Дженнифер закрыла глаза. Ей казалось, что ее сейчас вырвет, однако ее даже не стошнило.
Несмотря ни на что, она твердо решилась не выказывать ни страха, ни отвращения. Она открыла глаза, но тут же закрыла их снова. По мере того как они продвигались на восток, пелена черного дыма становилась все гуще и гуще. Ей показалось, что вокруг стало тише и лошадка передвигается теперь легкой рысцой.
Она во второй раз открыла глаза. Филип, слегка дрожа, тем не менее легко и непринужденно сжимал в руках поводья. Он улыбнулся ей улыбкой из прошлого.
– Надеюсь, мадам, – заявил он в самой официальной манере, приличествующей восемнадцатому веку, – вам не сделалось дурно?
Что ж, пора и ей играть свою роль!
– Что вы, сэр, отчего же мне должно быть дурно? Ведь подобное зрелище мы видим всю жизнь.

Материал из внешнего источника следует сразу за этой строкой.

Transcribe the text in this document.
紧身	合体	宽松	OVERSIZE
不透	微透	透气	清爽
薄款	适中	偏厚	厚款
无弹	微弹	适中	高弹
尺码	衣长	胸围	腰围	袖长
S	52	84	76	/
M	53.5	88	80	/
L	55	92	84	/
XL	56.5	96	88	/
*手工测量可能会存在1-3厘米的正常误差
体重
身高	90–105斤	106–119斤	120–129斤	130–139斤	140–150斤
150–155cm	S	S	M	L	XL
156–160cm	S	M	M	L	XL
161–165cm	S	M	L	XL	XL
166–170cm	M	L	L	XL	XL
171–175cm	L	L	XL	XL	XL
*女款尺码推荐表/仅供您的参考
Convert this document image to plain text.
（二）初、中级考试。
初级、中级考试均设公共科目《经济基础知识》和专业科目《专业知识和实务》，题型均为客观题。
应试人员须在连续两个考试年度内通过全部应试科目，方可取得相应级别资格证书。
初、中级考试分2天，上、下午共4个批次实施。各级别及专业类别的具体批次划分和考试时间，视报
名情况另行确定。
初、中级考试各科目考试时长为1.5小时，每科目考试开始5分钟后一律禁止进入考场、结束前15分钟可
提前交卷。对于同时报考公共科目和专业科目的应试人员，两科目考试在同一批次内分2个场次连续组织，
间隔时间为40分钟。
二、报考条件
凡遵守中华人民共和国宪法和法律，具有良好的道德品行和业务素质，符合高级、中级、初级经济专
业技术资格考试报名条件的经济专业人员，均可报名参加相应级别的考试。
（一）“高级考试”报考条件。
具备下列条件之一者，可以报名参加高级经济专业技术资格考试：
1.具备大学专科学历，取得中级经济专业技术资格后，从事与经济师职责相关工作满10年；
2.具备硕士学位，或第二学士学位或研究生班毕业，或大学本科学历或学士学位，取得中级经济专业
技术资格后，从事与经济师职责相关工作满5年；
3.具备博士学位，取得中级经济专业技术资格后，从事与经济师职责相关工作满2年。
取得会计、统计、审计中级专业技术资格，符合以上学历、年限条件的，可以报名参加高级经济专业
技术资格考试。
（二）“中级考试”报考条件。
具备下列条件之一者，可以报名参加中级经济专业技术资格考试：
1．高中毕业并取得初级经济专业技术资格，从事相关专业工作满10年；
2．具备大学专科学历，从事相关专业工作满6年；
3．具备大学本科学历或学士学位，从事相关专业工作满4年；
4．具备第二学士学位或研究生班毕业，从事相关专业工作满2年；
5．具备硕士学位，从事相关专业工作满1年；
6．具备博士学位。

(Правда ли? Неужели утонченные леди, пахнущие розами, знают о том, что творится на расстоянии чуть больше мили от их вылизанных порогов? Разве что по ночам, когда
они ездят в театр, но они путешествуют в закрытых каретах или портшезах.)
– Где мы, сэр?
– Это Длинный Акр, и мы приближаемся к его концу. Скоро мы подъедем к «Друри-Лейн». Вот сейчас повернем направо и окажемся на Грейт-Рассел-стрит, перед старушкой «Друри».
Сама улица, хотя и не считалась трущобами в полном смысле слова, была мрачной, застроенной высокими, закопченными домами. Филип прикусил губу.
– Однако, – продолжал он, – у меня есть и плохая новость. Чем ближе мы к театру, тем ближе и к полицейскому участку на Боу-стрит. Пожалуйста, смотри внимательно: если заметишь красный мундир и белые гетры, да еще и пистолет за поясом…
Почти тут же они увидели того, о ком он говорил.
Их кобылка, еле дыша после шестимильной пробежки, трусила по булыжникам Друри-Лейн. Завернув на Грейт-Рассел-стрит, они сразу увидели небритого сыщика, который куда-то устало брел впереди них. Грызя яблоко, он проталкивался сквозь толпу ребятишек, жаждавших посмотреть и пощупать наручники у него за поясом.
Двуколка проехала мимо, и сыщик оглянулся. Впереди слева на узкой Литл– Рассел-стрит уже виднелся огромный купол театра «Ройял» – таково официальное название театра «Друри-Лейн».
– Филип, – Дженнифер говорила тихо, не шевеля губами, – наверное, у них есть и приметы нашей двуколки?
– Ну и что? Мы проехали мимо дюжины двуколок такого же цвета. Но здесь нет почтовых станций, и…
Лошадь остановилась. И тут же двое чумазых мальчишек, которые вечно рыскали в округе, надеясь, что удастся заработать, придержав чью-нибудь лошадь, выбежали из-под портика. Филип спрыгнул с подножки и обошел двуколку кругом, чтобы помочь Дженнифер спуститься.